At the beginning of Exodus, Jacob’s descendants were living in Egypt. “Then a new king, to whom Joseph meant nothing, came to power in Egypt. Look, he said to his people, the Israelites have become far too numerous for us. We must deal shrewdly with them or they will become even more numerous and, if war breaks out, will join our enemies, fight against us and leave the country.”
Egypt fluctuated between periods of centralized and decentralized governments. The periods of centralized rule over southern Upper Egypt and northern Lower Egypt are referred to as Kingdoms and the decentralized periods referred to as Intermediate Periods. With the collapse of Egypt’s Middle Kingdom, new dynasties arose during the Second Intermediate Period.
The 14th Dynasty ruled over the northern Lower Egypt and Nile Delta region, and a number of its kings had Semitic names. The 16th Dynasty ruled over the southern Upper Egypt and may have had Semitic rulers as well. But it was the 15th Dynasty of the Asiatic Hyksos that ruled in the 17th and 16th centuries BCE who were most dreaded in Egyptian records.
The term Hyksos was translated to mean “shepherd kings” but more accurately translates to “rulers of foreign lands.”
The Hyksos rulers were from Asia, and not native to Egypt. It is not clear if they were from Canaan or further afield, but signs point to them coming from the Levant, the area that includes Canaan, Syrian and Lebanon. The Hyksos ruled from Avaris in the Nile Delta, closer to the Levant than Egypt’s other capitals. Their material culture was similar to that of Canaan and Lebanon. Some of its rulers such as Khamudi had Semitic names. They worshipped their storm god, Hadad. The southern Egyptian king Kamose fought the Hyksos and referred to the Hyksos king as the “Chieftain of Retjenu.” Retjenu is synonymous with Canaan, further pointing to Hyksos having their origins in Canaan.
The 1st century CE historian Flavius Josephus, in his book Against Apion, quotes an earlier Egyptian historian by the name of Manetho writing about the Hyksos. “From the regions of the East, invaders of obscure race marched in confidence of victory against our land…he found a city very favorably situated on the east of the Bubastite branch of the Nile, and called Avaris…this place he rebuilt and fortified with massive walls, planting there a garrison of as many as 240,000 heavy-armed men to guard his frontier.” Manetho, writing much later than the actual events, claimed that the Hyksos invaded Egypt from the east.

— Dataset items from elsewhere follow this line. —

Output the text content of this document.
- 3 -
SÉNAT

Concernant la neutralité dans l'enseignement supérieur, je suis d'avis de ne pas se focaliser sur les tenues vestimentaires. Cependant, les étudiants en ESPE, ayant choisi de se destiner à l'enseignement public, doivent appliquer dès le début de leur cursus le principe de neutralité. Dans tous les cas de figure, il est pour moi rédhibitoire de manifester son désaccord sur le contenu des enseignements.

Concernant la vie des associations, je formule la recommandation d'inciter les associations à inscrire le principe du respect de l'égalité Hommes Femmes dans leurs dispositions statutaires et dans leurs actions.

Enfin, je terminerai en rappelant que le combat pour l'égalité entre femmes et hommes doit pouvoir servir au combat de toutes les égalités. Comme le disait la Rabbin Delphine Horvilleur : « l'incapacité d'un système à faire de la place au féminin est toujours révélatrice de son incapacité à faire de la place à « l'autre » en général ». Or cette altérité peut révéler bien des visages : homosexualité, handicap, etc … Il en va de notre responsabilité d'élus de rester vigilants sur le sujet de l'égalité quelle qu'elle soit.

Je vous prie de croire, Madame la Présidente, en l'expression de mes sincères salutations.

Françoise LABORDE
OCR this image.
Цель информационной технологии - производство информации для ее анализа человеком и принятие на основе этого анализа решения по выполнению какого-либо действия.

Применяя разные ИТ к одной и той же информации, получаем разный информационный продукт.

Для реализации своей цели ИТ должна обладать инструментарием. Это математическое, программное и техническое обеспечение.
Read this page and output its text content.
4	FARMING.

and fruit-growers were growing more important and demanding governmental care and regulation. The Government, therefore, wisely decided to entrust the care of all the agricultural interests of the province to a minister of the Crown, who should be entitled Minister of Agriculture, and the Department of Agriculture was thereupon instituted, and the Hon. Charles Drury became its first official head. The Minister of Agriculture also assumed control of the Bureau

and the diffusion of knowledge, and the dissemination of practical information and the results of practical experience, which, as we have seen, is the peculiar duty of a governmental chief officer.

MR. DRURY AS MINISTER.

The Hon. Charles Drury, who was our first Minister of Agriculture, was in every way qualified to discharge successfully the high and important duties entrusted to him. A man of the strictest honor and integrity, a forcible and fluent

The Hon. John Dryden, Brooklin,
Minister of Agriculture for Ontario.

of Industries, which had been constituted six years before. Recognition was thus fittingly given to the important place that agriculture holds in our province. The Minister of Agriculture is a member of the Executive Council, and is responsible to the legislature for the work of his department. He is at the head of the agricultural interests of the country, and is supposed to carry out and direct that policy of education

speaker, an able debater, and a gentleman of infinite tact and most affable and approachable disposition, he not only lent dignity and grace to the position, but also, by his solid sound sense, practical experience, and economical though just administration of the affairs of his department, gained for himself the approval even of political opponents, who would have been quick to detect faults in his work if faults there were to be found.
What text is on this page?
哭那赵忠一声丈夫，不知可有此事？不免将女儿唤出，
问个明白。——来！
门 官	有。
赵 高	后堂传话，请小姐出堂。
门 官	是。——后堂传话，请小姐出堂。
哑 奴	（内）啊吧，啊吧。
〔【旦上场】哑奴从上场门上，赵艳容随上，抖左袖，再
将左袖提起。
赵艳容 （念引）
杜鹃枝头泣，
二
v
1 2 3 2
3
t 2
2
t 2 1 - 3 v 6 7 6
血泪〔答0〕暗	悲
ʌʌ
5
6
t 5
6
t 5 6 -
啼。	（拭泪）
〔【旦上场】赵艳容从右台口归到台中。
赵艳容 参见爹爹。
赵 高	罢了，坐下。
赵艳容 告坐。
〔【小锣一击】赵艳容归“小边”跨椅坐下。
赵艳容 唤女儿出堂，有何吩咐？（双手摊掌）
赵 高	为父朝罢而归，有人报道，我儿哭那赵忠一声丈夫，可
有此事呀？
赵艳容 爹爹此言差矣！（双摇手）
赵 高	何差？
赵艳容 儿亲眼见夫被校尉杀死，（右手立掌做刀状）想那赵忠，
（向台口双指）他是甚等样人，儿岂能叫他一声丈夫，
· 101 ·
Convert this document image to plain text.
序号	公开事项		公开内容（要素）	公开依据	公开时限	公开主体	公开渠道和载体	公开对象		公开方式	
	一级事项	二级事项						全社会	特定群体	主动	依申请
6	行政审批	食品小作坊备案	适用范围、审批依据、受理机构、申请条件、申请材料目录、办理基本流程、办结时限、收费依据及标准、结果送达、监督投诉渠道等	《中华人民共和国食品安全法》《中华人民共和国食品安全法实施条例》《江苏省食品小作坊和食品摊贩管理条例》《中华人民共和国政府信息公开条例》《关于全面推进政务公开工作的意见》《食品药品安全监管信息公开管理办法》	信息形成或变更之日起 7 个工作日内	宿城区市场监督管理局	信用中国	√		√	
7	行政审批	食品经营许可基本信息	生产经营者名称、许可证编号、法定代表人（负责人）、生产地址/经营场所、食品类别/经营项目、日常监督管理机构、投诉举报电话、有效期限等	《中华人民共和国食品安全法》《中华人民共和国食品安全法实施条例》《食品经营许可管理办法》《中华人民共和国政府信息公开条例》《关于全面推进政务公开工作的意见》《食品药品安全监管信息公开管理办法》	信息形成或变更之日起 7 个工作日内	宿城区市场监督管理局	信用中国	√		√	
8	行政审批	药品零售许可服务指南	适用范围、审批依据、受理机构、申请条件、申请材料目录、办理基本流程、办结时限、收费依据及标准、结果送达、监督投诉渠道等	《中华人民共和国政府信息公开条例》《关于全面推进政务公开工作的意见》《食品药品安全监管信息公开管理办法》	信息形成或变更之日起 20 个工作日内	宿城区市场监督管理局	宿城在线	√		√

Modern archaeology points not to an invasion but to a gradual infiltration into Egypt by non-Egyptians. At the end of the Middle Kingdom, Egypt was weakened by plague and famine. Immigrants arrived from Asia as workers, mercenaries, soldiers, or in other capacities, and gradually established themselves in numbers where they could assume control, eventually rule over much of the Egyptian landmass.
The Hyksos are remembered for their cruelty. Manetho wrote that “they then burned our cities ruthlessly, razed to the ground the temples of the gods, and treated all the natives with a cruel hostility, massacring some and leading into slavery the wives and children of others.” Sixteen severed right hands were discovered in a Hyksos palace, reflecting a practice that demonstrated victory over an enemy. Monuments of the pharaoh Kamose who fought the Hyksos recorded that “No man can settle down, when despoiled by the taxes of the Asiatics” and refers to them as the “vile Asiatic.”
The archaeology can shed light on two aspects of the Bible’s story. There were periods in which new kingdoms and dynasties arose in which a new king would not know another earlier king. And that Egypt experienced a period in which foreigners became “far too numerous” for them and did seize control of the country. The fear recorded in Exodus, that “they have become far too numerous for us. We must deal shrewdly with them or they will become even more numerous and, if war breaks out, will join our enemies, fight against us and leave the country,” was not an unfounded fear.